Wszyscy - a zwłaszcza media i to globalnie - rozwodzą się na temat Wikileaks, przecieków i dyplomacji. Dopóty serwis ten działał w podziemiu mógł być wiarygodny, zwłaszcza po opublikowaniu filmu dotyczącego grupy wojskowej NATO w Iraku strzelającej do cywilów w Iraku. Od kiedy jednak wypłynął na powierzchnię oznajmiając wszem i wobec, że będzie publikował dokumenty dyskredytujące dyplomację Stanów Zjednoczonych należałoby odmówić wiarygodności owego źródła. Wprawdzie dokumenty mogą być prawdziwe, jednak zainteresowanie mediów wywołuje burzę w szklance wody. WikiLeaks stało się kolejną kartą gry politycznej. Być może zostało przejęte przez CIA, by uderzyć w konkretne osoby w rządzie, a być może po to, żeby mieć przyczynek do globalnego uderzenia na wolność słowa i Internet. Rzekomy przeciwnik Julian Assange w moim odczuciu jest współpracownikiem.

Interesujący jest każdy BOOM - nawet jeśli rzekomo skierowany przeciw władzy, przeciw ustalonemu porządkowi rzeczy. W chwili, kiedy nabiera rozmachu warto objąć nad nim kontrolę - tak, jak to było w przypadku ruchu solidarnościowego, na czele którego stanął Lech Wałęsa.

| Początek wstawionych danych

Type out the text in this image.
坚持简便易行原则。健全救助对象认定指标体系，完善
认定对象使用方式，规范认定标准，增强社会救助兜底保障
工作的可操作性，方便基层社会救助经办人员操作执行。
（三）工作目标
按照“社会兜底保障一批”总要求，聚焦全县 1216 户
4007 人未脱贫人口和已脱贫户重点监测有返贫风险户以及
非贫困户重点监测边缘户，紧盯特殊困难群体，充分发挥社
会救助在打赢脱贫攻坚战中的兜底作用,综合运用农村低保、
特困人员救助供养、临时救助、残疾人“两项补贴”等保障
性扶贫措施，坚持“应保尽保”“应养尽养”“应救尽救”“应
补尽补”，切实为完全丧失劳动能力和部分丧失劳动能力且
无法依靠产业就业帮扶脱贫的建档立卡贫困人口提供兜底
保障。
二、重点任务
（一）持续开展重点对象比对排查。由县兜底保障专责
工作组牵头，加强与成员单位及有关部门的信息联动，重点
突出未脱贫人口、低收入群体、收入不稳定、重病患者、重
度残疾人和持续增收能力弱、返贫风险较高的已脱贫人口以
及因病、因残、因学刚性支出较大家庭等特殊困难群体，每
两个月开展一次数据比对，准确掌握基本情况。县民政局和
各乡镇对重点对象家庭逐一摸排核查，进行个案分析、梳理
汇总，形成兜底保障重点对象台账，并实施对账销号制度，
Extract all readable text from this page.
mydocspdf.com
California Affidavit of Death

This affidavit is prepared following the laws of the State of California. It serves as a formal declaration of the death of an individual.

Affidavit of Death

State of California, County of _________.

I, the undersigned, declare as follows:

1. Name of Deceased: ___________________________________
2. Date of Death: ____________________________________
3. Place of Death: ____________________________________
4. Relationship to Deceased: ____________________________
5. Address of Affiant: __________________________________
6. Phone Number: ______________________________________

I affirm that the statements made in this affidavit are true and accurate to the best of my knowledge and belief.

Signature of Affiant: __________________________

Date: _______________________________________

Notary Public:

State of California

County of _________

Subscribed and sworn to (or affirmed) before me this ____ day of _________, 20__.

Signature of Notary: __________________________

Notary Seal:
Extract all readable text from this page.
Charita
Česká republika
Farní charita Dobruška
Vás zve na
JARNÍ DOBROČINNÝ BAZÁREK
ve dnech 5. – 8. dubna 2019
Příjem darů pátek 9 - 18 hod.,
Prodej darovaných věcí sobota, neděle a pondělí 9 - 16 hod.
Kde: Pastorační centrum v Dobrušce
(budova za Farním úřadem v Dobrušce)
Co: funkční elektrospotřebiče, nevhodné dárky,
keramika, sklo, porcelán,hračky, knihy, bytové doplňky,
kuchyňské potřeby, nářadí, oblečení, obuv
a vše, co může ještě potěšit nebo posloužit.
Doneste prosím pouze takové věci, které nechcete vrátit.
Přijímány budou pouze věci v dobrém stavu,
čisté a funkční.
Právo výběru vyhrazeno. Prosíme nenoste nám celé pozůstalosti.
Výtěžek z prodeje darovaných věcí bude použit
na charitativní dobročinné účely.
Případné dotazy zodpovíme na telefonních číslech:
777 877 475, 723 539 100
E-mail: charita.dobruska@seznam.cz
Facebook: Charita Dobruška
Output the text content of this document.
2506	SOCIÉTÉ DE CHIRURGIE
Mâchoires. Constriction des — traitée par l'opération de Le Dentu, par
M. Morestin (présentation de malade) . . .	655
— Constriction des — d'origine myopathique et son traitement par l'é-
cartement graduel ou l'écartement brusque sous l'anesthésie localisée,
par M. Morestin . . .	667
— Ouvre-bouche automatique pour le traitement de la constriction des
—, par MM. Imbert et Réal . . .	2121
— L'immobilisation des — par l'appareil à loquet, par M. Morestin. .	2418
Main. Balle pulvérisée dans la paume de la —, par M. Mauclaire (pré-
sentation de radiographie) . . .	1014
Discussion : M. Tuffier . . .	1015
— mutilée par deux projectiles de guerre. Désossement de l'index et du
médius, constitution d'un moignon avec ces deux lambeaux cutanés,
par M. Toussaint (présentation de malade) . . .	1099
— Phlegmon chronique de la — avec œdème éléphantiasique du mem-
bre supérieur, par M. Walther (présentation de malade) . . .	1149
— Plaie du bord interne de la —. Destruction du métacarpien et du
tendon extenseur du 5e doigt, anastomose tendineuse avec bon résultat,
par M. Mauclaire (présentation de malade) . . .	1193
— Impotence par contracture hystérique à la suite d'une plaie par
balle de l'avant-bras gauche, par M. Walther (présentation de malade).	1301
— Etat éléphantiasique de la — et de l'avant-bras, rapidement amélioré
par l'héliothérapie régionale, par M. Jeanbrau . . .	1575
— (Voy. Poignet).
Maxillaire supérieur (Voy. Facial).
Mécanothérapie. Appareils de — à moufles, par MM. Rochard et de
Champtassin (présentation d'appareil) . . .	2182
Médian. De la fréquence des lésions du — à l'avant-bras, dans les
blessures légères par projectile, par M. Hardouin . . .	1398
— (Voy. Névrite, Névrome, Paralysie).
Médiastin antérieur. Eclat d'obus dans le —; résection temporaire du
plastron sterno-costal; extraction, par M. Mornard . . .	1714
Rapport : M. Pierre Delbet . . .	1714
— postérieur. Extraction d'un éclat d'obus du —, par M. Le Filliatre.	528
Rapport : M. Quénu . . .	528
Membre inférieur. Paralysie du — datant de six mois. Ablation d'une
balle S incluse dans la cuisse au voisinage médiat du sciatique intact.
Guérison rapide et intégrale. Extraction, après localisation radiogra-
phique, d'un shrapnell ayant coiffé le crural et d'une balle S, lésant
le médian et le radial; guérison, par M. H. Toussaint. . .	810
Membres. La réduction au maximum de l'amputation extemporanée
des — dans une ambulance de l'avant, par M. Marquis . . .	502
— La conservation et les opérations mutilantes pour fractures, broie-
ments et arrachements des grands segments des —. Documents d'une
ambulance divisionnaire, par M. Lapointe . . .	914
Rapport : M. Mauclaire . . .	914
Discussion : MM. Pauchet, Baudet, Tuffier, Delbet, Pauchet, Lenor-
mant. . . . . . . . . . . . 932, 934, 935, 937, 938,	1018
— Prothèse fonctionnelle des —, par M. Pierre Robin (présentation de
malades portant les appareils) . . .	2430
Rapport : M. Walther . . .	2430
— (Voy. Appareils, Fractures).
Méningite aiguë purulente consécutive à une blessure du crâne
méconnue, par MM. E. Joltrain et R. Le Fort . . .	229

Wychodzi na to, że niezależnie od tego jaki ruch społeczny powstaje dowództwo będzie zawsze dzierżone w rękach ludzi cienia.

2 Comments:

  1. Anonimowy said...
    na wzór Wikileaks powstaje Polandleaks.org z tego co wiem to szukają ludzi do współpracy
    Anonimowy said...
    cóż... już Sekielski próbował sił w tego rodzaju nowej formie z marnym skutkiem - ale jakże na styl amerykański. Kolejny film tego rodzaju powinien powstać na temat 10/04. Chodzi o systematyczne podkopywanie autorytetu władzy - o ukazanie kulisów kręcenia lodów po to, żeby doprowadzić do momentu, kiedy tłum już nie myśli, bo kierowany jest emocjami.
    Panaceum na zepsucie rządów państwowych jest rząd światowy i ku temu wydaje się to iść.
    Najlepszym rozwiązaniem byłaby monarchia, bo demokracja przy śniętych telewidzach to kpina.